In the 1980s minority dealers represented 1 percent of the dealer population, even though minority consumers were purchasing 20 percent of the vehicles on the market. Prominent public figures like Jesse Jackson lobbied hard to get manufacturers to incentivize minority ownership.
Dr. Boyland has engaged National Business Brokers on a number of deals over the years, but the opportunities NBB brought him in the early days are particularly special to him. Boyland was a fully qualified buyer with a strong track record on the finance and operations side, but because he was an African-American owner, he was not treated as a serious buyer.
“In those days I wasn’t in a position to call up an existing dealer and say, ‘Hey do you want to sell your store? I’m the right guy to buy it.’ I would have been shot down,” he remembers. NBB was able to bring him deals he would have been excluded from on his own.

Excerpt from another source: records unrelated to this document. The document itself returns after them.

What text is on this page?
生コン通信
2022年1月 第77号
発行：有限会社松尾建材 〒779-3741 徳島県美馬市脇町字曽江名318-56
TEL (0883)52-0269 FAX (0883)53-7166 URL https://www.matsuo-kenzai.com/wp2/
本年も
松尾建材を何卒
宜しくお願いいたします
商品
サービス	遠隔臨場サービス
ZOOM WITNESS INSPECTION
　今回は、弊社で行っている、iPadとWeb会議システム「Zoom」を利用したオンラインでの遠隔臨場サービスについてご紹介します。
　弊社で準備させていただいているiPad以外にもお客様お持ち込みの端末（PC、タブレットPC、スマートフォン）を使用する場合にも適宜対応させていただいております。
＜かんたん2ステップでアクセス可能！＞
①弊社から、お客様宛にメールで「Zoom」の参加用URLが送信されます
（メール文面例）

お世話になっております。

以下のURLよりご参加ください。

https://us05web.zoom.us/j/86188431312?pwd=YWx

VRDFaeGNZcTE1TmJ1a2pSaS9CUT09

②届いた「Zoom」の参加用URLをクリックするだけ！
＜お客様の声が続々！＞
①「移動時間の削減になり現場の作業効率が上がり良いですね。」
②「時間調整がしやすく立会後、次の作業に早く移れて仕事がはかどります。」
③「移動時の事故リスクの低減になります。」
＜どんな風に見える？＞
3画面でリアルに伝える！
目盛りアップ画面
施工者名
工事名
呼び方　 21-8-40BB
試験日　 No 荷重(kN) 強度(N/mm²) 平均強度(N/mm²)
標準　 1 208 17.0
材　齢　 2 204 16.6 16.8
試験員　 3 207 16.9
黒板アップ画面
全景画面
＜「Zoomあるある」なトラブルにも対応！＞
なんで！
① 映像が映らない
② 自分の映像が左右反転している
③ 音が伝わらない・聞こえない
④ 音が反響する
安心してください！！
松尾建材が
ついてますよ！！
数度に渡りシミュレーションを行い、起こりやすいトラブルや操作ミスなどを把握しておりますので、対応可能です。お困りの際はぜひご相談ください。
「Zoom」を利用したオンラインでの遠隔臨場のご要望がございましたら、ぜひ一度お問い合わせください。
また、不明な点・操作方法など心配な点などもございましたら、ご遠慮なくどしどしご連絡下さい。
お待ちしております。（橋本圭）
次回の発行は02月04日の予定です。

“Nobody questions my finances now, or my ability to manage an operation. Now I can pick and choose, but back in the 80s and 90s I had to find someone who wanted to sell to me. I’m thankful to NBB -- you guys supported me. You put me on the list of available opportunities, and you helped me see that I needed to spread out my search to find the right opportunity.”
Boyland owns eight dealerships in four states now and his business is an extension of his life philosophy -- he is a consistent man across all areas of his life. “The only way that I can operate this business, and feel comfortable, is to operate it based on my beliefs. And those beliefs haven’t changed.”

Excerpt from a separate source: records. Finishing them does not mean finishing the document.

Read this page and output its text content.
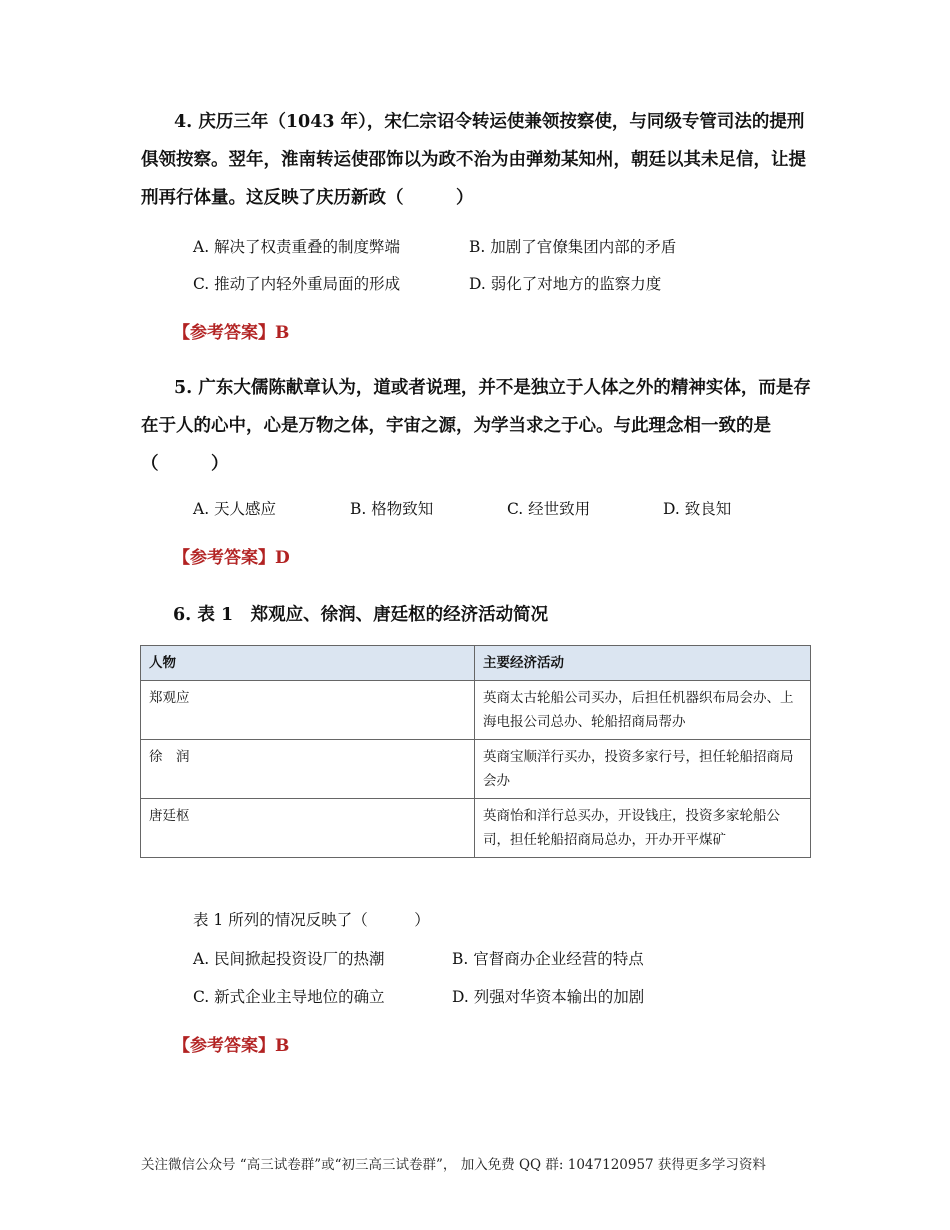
4. 庆历三年（1043 年），宋仁宗诏令转运使兼领按察使，与同级专管司法的提刑俱领按察。翌年，淮南转运使邵饰以为政不治为由弹劾某知州，朝廷以其未足信，让提刑再行体量。这反映了庆历新政（　　　）

A. 解决了权责重叠的制度弊端	B. 加剧了官僚集团内部的矛盾
C. 推动了内轻外重局面的形成	D. 弱化了对地方的监察力度
【参考答案】B

5. 广东大儒陈献章认为，道或者说理，并不是独立于人体之外的精神实体，而是存在于人的心中，心是万物之体，宇宙之源，为学当求之于心。与此理念相一致的是（　　　）

A. 天人感应	B. 格物致知	C. 经世致用	D. 致良知
【参考答案】D
6. 表 1　郑观应、徐润、唐廷枢的经济活动简况
人物	主要经济活动
郑观应	英商太古轮船公司买办，后担任机器织布局会办、上海电报公司总办、轮船招商局帮办
徐　润	英商宝顺洋行买办，投资多家行号，担任轮船招商局会办
唐廷枢	英商怡和洋行总买办，开设钱庄，投资多家轮船公司，担任轮船招商局总办，开办开平煤矿
表 1 所列的情况反映了（　　　）
A. 民间掀起投资设厂的热潮	B. 官督商办企业经营的特点
C. 新式企业主导地位的确立	D. 列强对华资本输出的加剧
【参考答案】B
关注微信公众号 “高三试卷群”或“初三高三试卷群”， 加入免费 QQ 群: 1047120957 获得更多学习资料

Boyland says he runs his business like he runs his life. “If anybody goes digging for information about me, there can’t be anything negative for them to find. I had to do what I considered to be the right things. Tell the truth. Treat employees right. Don’t lie. Don’t cheat. Don’t steal. Treat the customers correctly. Represent the manufacturer like you want to be represented.”
Through his ongoing education, his inspiration to minority dealers, his commitment to values, his generous creation of opportunity for up-and-coming managers, and his consistent profitability, Dr. Boyland has shaped a new image for car dealers. National Business Brokers is proud to call Dr. Boyland a client and a friend.